WBC日本優勝で沸く中で、サッカーW杯の盛り上がりを思い出す
史上初の「冬開催」となったサッカー・ワールドカップ(W杯)。
開催国のカタールは、緯度こそ沖縄と同じくらいですが、気候は大きく異なります。いわゆる砂漠気候で、夏季は最高気温が40度を超えることも多い。柔軟に冬開催に変更したことは素晴らしいです。
しかしながら、3つ、気になる点がありました。1つ目は、過剰にも思える空調です。今大会は空調設備を備えていたことがアピールされましたが、観客からは「寒い」という声が出たのです。もちろん服装や出身地によって体感の差はあるものの、空調の設定は22~23度だったとのことで、本当にその温度になっているなら、座っている観客にとっても快適だったろ
うと思います。私は「設定温度」と「実際の気温」の間に差があり、冷房が効き過ぎていたのではないかと思いました。

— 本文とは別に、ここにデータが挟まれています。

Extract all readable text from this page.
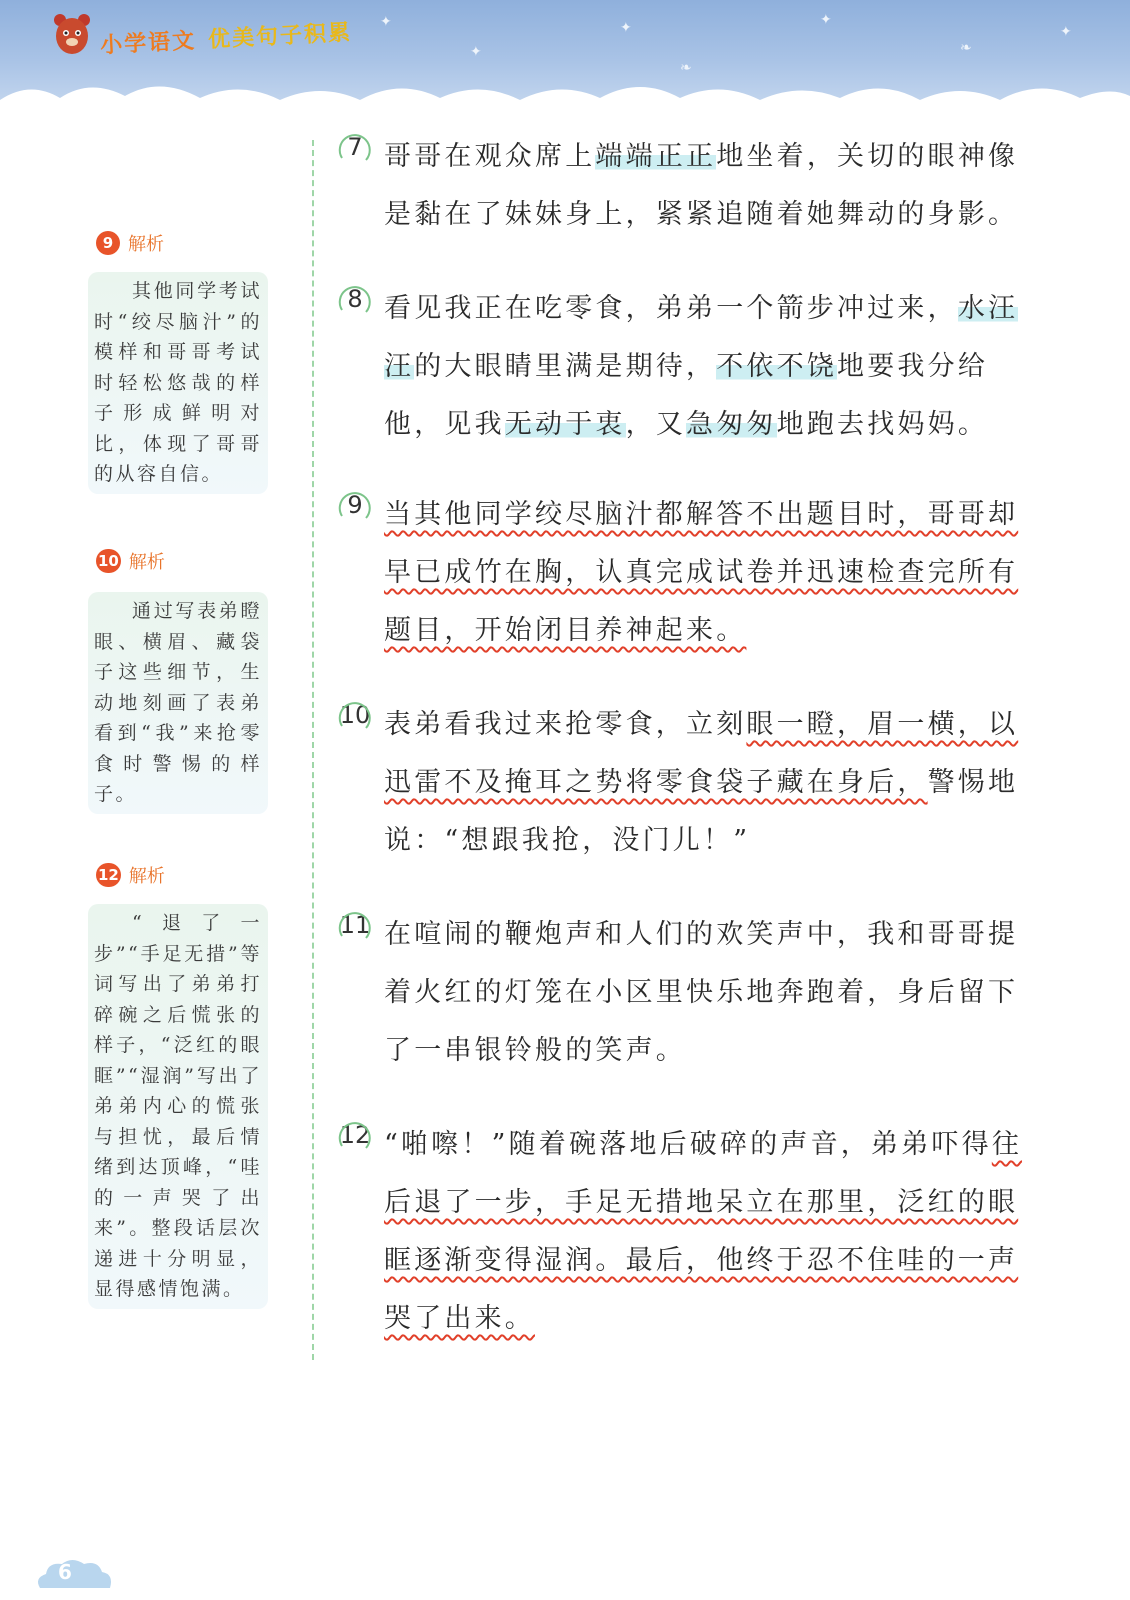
✦
✦
✦
❧
✦
❧
✦
小学语文 优美句子积累
9 解析
其他同学考试时“绞尽脑汁”的模样和哥哥考试时轻松悠哉的样子形成鲜明对比，体现了哥哥的从容自信。
10 解析
通过写表弟瞪眼、横眉、藏袋子这些细节，生动地刻画了表弟看到“我”来抢零食时警惕的样子。
12 解析
“退了一步”“手足无措”等词写出了弟弟打碎碗之后慌张的样子，“泛红的眼眶”“湿润”写出了弟弟内心的慌张与担忧，最后情绪到达顶峰，“哇的一声哭了出来”。整段话层次递进十分明显，显得感情饱满。
7 哥哥在观众席上端端正正地坐着，关切的眼神像是黏在了妹妹身上，紧紧追随着她舞动的身影。
8 看见我正在吃零食，弟弟一个箭步冲过来，水汪汪的大眼睛里满是期待，不依不饶地要我分给他，见我无动于衷，又急匆匆地跑去找妈妈。
9 当其他同学绞尽脑汁都解答不出题目时，哥哥却早已成竹在胸，认真完成试卷并迅速检查完所有题目，开始闭目养神起来。
10 表弟看我过来抢零食，立刻眼一瞪，眉一横，以迅雷不及掩耳之势将零食袋子藏在身后，警惕地说：“想跟我抢，没门儿！”
11 在喧闹的鞭炮声和人们的欢笑声中，我和哥哥提着火红的灯笼在小区里快乐地奔跑着，身后留下了一串银铃般的笑声。
12 “啪嚓！”随着碗落地后破碎的声音，弟弟吓得往后退了一步，手足无措地呆立在那里，泛红的眼眶逐渐变得湿润。最后，他终于忍不住哇的一声哭了出来。
6
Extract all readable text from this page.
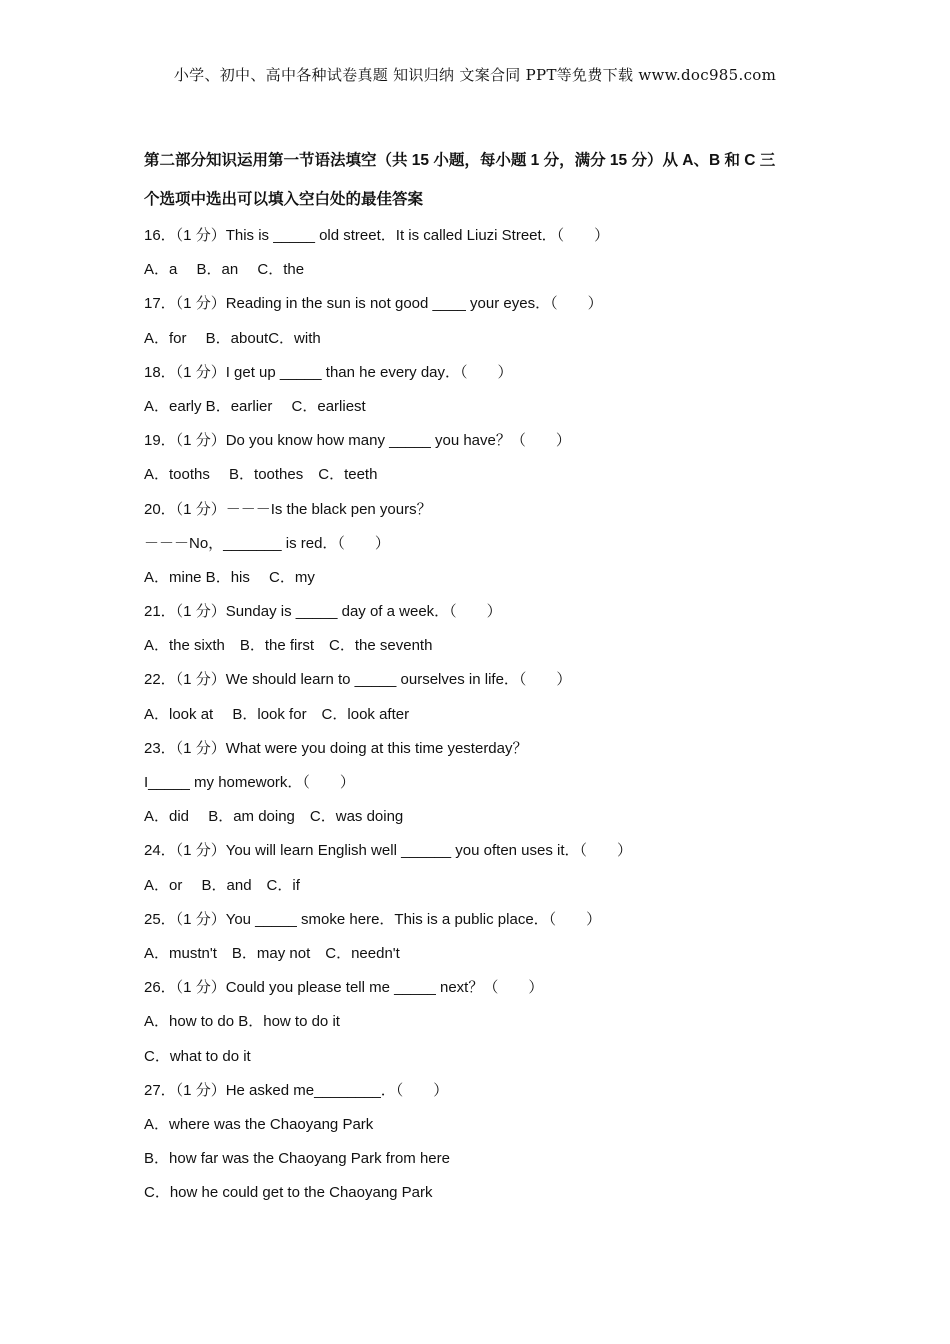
小学、初中、高中各种试卷真题 知识归纳 文案合同 PPT等免费下载 www.doc985.com

第二部分知识运用第一节语法填空（共 15 小题，每小题 1 分，满分 15 分）从 A、B 和 C 三

个选项中选出可以填入空白处的最佳答案

16．（1 分）This is _____ old street．It is called Liuzi Street．（　　）

A．a　 B．an　 C．the

17．（1 分）Reading in the sun is not good ____ your eyes．（　　）

A．for　 B．aboutC．with

18．（1 分）I get up _____ than he every day．（　　）

A．early B．earlier　 C．earliest

19．（1 分）Do you know how many _____ you have？（　　）

A．tooths　 B．toothes　C．teeth

20．（1 分）－－－Is the black pen yours？

－－－No，_______ is red．（　　）

A．mine B．his　 C．my

21．（1 分）Sunday is _____ day of a week．（　　）

A．the sixth　B．the first　C．the seventh

22．（1 分）We should learn to _____ ourselves in life．（　　）

A．look at　 B．look for　C．look after

23．（1 分）What were you doing at this time yesterday？

I_____ my homework．（　　）

A．did　 B．am doing　C．was doing

24．（1 分）You will learn English well ______ you often uses it．（　　）

A．or　 B．and　C．if

25．（1 分）You _____ smoke here．This is a public place．（　　）

A．mustn't　B．may not　C．needn't

26．（1 分）Could you please tell me _____ next？（　　）

A．how to do B．how to do it

C．what to do it

27．（1 分）He asked me________．（　　）

A．where was the Chaoyang Park

B．how far was the Chaoyang Park from here

C．how he could get to the Chaoyang Park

2つ目は、そういった空調にも用いられている電力についてです。FIFAやカタールは、砂漠に新設した太陽光発電でスタジアムの電力を賄いつつ、排出された温室効果ガスについては、別の吸収活動で埋め合わせるなどして、カーボンニュートラルで運営されていると主張しています。しかし計算が過小であると指摘する研究者もいて、厳しい目線が向けられています。
3つ目は、スタジアムの建設に関わった外国人労働者の待遇です。給与支払いの遅延、雇用契約の途中解約が報じられており、問題視されています。
今大会の人権問題は氷山の一角で、不当な扱いを受けている外国人労働者は世界中にいます。日本に輸入されている安価な商品の影には、そういった犠牲があるかもしれない。そういった目線を向けることも大切だと思います。